10 Aralık 2008 Çarşamba

."i dissappeared exactly one year ago".

.rüyalarım yordu beni. o kadar uzun sürdü ki, tamam bu sefer buldum onu dedim. yanına yaklaşmaya korktum ama buldum onu, gördüm.


.1 seneden çok olmuş. bu fotoğraf bir mucize. tarih 8 eylül 2007 iken benim hala yaşıyor olmam ve sonrasında 9 eylülde gelen beklenmedik 2 dost. en son görüşmemiz oldu. özlem beni hasta etti. zihnim bulanık. uykularım bir koşturmaca ve savaş kendimle. geçer diye beklediğim bir yara ama asla kabuk bağlamayan.
bekleyeceğim, koşturacağım, yorulup düşene kadar uyumadan duracağım.
saçma bir döngü bu. hergün sabaha karşı yatağa düşünce bedenim durmuyor ve bulduğunu sanıyor. oysa bu bir aldatmaca. bulanık sularda gördüğünü sandığım bir yansıma, ben olmayan.

7 Aralık 2008 Pazar

.still have those cds.


.nerdeyse 10 yaşında bir müzik setim var. yıllardan beri istediğim şeydi. ben daha anne karnında müzikle gelişmiş bir insanım annemler sağolsun. bir şekilde hep dinlemişim. hala dinlerim güzel bulduğum ne varsa. eskiden plak varmış, öyle bir teknoloji bizim evimizde olmadı ama babaannemlerde hep batı klasiklerini öyle dinledim. sonra kaset furyası başladı. bizimkilerin de deli bir kaset arşivi vardı. bir de ITT radyo. o küçük evimizin salonunda dururdu. kasetleri de sarardı bir dönem tabi. o hep olan şey zaten. sonra ortaokul zamanında ben onu odama almaya başladım sürekli, sonra benim odada sabitlendi. iyice kendini kaybetti tabi o dönem. ta ki benim kendime ait ve cd de çalan bir müzik setim olana kadar ben öyle 30 senelik walkman ile yaşadım-o da annemin üniversitede sahip olduğu walkman idi. kalemle ileri-geri sarmaca. sonra benim için bir elektronik alet olmayan, en güçlü duygusal bağlarımdan birini kurduğum müzik setim geldi.
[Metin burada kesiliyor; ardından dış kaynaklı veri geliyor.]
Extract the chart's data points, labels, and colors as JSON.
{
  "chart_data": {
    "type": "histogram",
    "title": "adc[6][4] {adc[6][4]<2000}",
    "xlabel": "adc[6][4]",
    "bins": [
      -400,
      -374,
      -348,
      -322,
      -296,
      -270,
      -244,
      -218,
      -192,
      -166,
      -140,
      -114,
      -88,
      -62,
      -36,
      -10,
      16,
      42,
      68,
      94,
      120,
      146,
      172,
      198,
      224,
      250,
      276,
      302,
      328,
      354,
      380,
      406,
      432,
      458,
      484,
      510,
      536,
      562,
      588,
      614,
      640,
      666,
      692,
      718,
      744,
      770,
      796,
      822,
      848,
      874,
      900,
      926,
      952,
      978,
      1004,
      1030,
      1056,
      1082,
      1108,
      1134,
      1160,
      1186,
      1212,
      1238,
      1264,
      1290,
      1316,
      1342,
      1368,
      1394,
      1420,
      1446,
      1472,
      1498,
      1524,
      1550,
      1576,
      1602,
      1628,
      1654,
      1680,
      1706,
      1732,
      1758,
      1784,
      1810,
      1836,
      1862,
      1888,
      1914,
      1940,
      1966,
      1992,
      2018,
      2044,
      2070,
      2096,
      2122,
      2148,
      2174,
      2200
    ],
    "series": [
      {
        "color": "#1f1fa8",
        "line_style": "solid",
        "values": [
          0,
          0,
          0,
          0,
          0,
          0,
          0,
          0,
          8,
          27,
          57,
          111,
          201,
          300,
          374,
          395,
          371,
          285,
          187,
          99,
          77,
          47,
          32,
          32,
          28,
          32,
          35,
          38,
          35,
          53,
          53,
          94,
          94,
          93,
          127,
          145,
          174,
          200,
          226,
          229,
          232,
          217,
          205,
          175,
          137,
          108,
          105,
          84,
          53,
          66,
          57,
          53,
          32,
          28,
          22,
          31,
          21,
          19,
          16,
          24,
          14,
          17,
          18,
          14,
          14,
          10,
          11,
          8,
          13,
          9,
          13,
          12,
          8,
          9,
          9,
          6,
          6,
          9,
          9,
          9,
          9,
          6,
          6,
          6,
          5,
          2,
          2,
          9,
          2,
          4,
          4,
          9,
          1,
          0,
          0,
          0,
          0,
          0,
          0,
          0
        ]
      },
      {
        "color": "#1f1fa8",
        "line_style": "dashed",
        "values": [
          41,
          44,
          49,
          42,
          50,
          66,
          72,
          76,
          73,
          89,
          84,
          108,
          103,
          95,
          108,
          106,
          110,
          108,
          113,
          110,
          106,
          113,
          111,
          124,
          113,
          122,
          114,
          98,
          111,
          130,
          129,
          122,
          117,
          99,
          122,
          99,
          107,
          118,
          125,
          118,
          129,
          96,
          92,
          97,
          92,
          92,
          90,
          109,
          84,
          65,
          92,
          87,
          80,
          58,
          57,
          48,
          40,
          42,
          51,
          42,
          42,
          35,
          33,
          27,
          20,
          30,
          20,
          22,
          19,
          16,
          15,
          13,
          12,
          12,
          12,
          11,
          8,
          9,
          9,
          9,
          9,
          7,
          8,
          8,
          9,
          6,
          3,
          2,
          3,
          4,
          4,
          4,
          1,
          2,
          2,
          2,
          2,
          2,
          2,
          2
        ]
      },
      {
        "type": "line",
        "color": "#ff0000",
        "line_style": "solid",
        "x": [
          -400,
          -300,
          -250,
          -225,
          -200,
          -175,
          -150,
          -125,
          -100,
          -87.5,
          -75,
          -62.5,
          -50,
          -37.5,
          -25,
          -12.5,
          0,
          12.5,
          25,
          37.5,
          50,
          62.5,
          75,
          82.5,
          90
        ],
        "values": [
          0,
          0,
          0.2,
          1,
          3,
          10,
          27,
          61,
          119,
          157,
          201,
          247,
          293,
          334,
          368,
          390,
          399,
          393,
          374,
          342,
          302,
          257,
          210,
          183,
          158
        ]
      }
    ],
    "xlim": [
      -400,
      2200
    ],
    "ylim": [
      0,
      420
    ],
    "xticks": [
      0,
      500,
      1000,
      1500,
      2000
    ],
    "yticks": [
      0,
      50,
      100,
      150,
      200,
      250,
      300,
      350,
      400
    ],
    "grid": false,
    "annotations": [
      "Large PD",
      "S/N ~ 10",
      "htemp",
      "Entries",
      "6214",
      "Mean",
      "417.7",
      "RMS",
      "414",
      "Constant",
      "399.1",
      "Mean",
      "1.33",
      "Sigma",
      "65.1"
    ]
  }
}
.lise zamanlarımda ciddi bir cd arşivi yapmaya başladım, zero'yu keşfettim, zihni'yi keşfettim akmar'a babamdan gizli gitmeye başladığım günlerde. bilgisayar, mp3 çalar yokken ya da en azından ben bunlardan üniversiteye kadar bihaberken ben hala cd alır idim. tabi verilen harçlığı cd, dergi, ikinci el kitaba yatırınca insan hepsine sahip olabiliyor. hala o arşivim genişlemeyi bekliyor, bir yandan da sevgili müzik çalarımın tamirini bekliyordu aslında. sonunda adam gibi hoparlör ile kaliteli bir sese erişmem mümkün. bu beni mutlu ediyor işte, bu kadar basit. güneş de var. bugün pazar, hadi gezelim.

6 Aralık 2008 Cumartesi

.happy bear.

.neden olduğunu bilmiyorum ama insanlardan uzak kalmaya çabaladığım dönem kendi kendine biterken artık insanlar benden uzaklaşıyor. hatta büyük laflar ediyorlar, her şeyi siliyorlar. ben de o kadar sakin duruyorum ki yine eskisine yakın biçimde. kendimle uğraşmayı yeniden ertelerken rahatım, iyi sayılacak kadar kötü olmadığımı biliyorum. keyifli yanlarıyla sarılıyorum, oturuyorum, eğleniyorum, gülümsüyorum hatta uyuyorum. geçmesi gereken bir dönemdi, sıkıntıların arkada kalması gerekliydi. kurtarıcı ya da kahraman aramaya gerek yok. bir film, bir parça, bir ses, bir söz, bir gözyaşı, bir kahkaha, bir bağırış hepsi bu kadardı belki de. biraz daha aldırmaz, üstelemez ve sessiz olmak iyi. sinirlenmeden gülüp geçmek de. mutlu sayılabilirim hatta.
.o zaman güzel şeyler yapayım biraz da.